Op-Ed: Amending The Inflation Reduction Act To Save Our Waterways
By Robert Murray
President, National Association of Waterfront Employers
As the U.S. turns its attention to improving the health and safety of our communities, marine terminal operators (MTOs) have an opportunity to play a critical role in reducing emissions that impact people and our planet. Ports have historically relied on diesel-powered equipment to transport and handle cargo, and government has begun taking action to reduce emissions generated by trucks, cranes and other cargo-handling equipment. In August 2022, the government passed The Inflation Reduction Act (IRA), which includes $3 billion to fund decarbonization efforts across America’s ports.
Part of the allocated budget is designated to help port authorities and operators switch to zero or near-zero emissions equipment. While this is a unique moment to accelerate port cleanup efforts and protect waterways, the legislation has three major flaws that could impact port operators’ ability to adhere to the program’s provisions.
1) No transitional approach to retiring old equipment. Pushing for rapid equipment transition feels like the right thing to do amid the urgency of the climate crisis, but moving too quickly could do more harm than good. Switching to electric-powered equipment within a certain timeframe means that some diesel-fueled tools won’t get used to their fullest extent before being taken out of service. This effectively reduces the ROI of thousands of machines with remaining operational life, a challenging outcome for small ports that may have a hard time rebounding from lost value in their diesel equipment.
2) Minimal American-made equipment options. To boost the U.S. economy, the IRA includes a mandate for port operators to purchase electric equipment made in the U.S. While it’s an excellent idea in theory, not all of the specialized port equipment is produced in America.

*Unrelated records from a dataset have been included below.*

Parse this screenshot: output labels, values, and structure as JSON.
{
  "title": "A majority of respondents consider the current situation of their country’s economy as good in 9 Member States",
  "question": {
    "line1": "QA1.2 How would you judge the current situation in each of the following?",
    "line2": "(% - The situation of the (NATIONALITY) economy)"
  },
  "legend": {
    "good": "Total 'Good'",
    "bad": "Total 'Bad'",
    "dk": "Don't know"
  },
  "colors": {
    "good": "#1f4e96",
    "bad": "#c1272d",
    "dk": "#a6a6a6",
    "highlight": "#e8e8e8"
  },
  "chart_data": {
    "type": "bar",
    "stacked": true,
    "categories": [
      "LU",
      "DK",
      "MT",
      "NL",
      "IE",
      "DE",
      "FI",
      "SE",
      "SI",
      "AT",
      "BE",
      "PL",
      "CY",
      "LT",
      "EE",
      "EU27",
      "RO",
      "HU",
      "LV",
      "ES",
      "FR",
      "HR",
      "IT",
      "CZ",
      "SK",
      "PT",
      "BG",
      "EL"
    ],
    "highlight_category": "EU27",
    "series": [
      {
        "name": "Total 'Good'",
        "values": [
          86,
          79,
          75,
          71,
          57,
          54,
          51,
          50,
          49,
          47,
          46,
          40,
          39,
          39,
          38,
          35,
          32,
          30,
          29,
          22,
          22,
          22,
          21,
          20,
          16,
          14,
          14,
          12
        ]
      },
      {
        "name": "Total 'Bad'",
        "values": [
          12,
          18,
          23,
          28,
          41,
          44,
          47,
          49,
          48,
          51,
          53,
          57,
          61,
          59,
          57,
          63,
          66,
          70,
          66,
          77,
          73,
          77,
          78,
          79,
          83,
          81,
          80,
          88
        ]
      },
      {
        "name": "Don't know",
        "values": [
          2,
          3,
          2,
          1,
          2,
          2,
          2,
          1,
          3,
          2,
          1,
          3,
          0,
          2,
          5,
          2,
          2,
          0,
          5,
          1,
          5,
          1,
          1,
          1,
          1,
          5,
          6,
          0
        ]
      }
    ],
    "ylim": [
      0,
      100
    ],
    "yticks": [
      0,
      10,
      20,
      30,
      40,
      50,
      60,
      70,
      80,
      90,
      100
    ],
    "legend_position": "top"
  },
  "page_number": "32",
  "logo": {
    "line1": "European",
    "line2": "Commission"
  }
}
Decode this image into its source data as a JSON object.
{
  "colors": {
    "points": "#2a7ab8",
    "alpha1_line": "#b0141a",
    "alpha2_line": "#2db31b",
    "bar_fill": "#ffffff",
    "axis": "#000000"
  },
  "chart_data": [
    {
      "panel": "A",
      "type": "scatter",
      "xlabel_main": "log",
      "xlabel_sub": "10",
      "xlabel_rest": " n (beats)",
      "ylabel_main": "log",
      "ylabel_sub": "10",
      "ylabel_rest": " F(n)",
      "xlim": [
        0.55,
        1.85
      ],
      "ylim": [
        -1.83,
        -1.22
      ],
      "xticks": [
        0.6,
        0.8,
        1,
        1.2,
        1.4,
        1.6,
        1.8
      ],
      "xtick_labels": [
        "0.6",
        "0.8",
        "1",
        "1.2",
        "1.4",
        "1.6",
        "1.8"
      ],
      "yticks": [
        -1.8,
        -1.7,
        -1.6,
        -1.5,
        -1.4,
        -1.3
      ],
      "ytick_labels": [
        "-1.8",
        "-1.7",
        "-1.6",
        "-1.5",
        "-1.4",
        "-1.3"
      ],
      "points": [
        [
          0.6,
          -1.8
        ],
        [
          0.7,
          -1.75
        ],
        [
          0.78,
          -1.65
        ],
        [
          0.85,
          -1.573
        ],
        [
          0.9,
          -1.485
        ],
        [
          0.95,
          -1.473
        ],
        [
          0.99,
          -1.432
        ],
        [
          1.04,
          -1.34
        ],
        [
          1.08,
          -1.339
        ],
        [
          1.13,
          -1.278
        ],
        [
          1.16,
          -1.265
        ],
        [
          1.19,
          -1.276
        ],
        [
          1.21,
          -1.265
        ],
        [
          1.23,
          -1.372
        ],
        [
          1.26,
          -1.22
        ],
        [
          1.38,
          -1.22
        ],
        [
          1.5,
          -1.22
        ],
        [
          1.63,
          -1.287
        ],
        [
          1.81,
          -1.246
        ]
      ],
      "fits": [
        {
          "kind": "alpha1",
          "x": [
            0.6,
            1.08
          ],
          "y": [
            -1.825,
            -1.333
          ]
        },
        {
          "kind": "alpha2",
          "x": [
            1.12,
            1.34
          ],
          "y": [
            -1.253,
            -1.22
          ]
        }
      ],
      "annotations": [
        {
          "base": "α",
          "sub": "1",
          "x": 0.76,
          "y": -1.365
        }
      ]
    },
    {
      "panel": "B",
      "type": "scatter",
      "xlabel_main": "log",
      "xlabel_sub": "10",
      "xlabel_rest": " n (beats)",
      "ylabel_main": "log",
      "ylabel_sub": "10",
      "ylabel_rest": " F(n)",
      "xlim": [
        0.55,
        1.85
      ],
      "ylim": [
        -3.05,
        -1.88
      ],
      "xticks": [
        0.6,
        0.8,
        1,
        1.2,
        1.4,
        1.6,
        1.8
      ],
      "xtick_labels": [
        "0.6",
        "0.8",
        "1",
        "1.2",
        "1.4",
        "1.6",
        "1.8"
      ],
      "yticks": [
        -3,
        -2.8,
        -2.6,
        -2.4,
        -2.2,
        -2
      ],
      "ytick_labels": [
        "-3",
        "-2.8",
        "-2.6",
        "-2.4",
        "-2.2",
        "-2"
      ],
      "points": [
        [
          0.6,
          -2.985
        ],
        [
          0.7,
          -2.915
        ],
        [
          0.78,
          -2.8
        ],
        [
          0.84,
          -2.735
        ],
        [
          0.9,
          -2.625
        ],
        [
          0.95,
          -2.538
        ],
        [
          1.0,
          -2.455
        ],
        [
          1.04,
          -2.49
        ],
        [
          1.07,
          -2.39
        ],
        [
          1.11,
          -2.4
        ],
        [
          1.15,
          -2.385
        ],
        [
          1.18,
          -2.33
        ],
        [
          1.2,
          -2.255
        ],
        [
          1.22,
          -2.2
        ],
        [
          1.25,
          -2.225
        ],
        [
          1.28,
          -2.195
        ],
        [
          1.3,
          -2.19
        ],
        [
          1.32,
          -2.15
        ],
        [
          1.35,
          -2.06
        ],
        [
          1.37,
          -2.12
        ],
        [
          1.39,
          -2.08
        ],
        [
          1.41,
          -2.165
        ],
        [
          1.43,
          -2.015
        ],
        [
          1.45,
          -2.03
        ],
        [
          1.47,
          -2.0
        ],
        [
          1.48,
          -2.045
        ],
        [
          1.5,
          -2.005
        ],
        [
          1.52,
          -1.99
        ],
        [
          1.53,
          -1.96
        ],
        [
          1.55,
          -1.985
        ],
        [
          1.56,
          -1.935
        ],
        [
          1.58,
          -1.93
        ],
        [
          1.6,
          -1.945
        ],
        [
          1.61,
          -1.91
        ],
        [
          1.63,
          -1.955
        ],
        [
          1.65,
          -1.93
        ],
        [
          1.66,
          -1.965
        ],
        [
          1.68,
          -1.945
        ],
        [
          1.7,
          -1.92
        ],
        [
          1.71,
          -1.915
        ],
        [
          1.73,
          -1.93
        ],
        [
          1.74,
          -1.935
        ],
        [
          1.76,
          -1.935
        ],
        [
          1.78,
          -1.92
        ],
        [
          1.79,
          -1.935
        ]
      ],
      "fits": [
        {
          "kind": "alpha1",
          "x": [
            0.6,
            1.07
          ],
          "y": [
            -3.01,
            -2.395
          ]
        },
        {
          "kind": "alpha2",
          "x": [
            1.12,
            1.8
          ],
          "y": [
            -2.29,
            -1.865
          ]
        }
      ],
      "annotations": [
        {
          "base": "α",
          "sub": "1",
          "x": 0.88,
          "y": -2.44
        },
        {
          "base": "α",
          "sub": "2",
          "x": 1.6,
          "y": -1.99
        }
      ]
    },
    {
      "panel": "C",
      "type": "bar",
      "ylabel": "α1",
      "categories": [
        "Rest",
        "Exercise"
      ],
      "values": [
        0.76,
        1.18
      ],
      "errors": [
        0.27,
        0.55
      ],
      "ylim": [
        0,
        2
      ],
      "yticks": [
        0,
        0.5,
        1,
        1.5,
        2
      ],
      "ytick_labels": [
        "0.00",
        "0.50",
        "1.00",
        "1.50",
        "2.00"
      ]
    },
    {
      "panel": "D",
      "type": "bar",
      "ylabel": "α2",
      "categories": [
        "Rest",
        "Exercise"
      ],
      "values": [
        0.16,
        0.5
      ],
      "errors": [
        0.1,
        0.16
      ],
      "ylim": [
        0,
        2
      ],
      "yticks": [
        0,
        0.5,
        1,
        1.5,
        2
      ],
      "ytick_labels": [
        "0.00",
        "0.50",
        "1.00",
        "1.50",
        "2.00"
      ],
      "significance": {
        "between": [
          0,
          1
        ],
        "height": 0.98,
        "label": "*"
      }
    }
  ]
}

Unfortunately, machines purchased from overseas manufacturers don’t qualify for the program—leaving port operators with no way to subsidize these expensive costs. Unsubsidized equipment investments would likely be out of the question for ports that handle smaller cargo volumes as it would take longer to earn the money back.
There’s also the challenge of lengthy production timelines. Although equipment manufacturers and battery suppliers are developing electric port equipment, there is still a one- to two-year wait for some models. These wait times will hit small ports hardest since they often lack the relationships with manufacturers and the resources to pay for equipment years ahead of time.
3) Infrastructure support. Preparing to launch zero- and near-zero emissions equipment fleets drives a dramatic shift in the use of electricity at a port. The physical footprint of each port needs to be adapted to include infrastructure for charging heavy machinery and vehicles, as well as onsite locations to charge equipment. Port operators are not prepared to handle updating the utility infrastructure without ample support and guidance from utility engineers.
To ensure port emissions can be mitigated smoothly, operators should ask the EPA for a more transitional approach to equipment replacement—one that allows for the purchase of specialized equipment outside of the country. Finally, advocates should encourage the EPA to include methods for supporting utility infrastructure changes necessary for the successful shift to zero- or near-zero equipment.
About the Author
Robert Murray is president of the National Association of Waterfront Employers (NAWE), which represents the U.S. marine terminal operator (MTO) and stevedoring industry in Washington, D.C. NAWE promotes marine cargo efficiency, security and health, a clean environment, international trade and economic growth through advocacy, education and industry cooperation.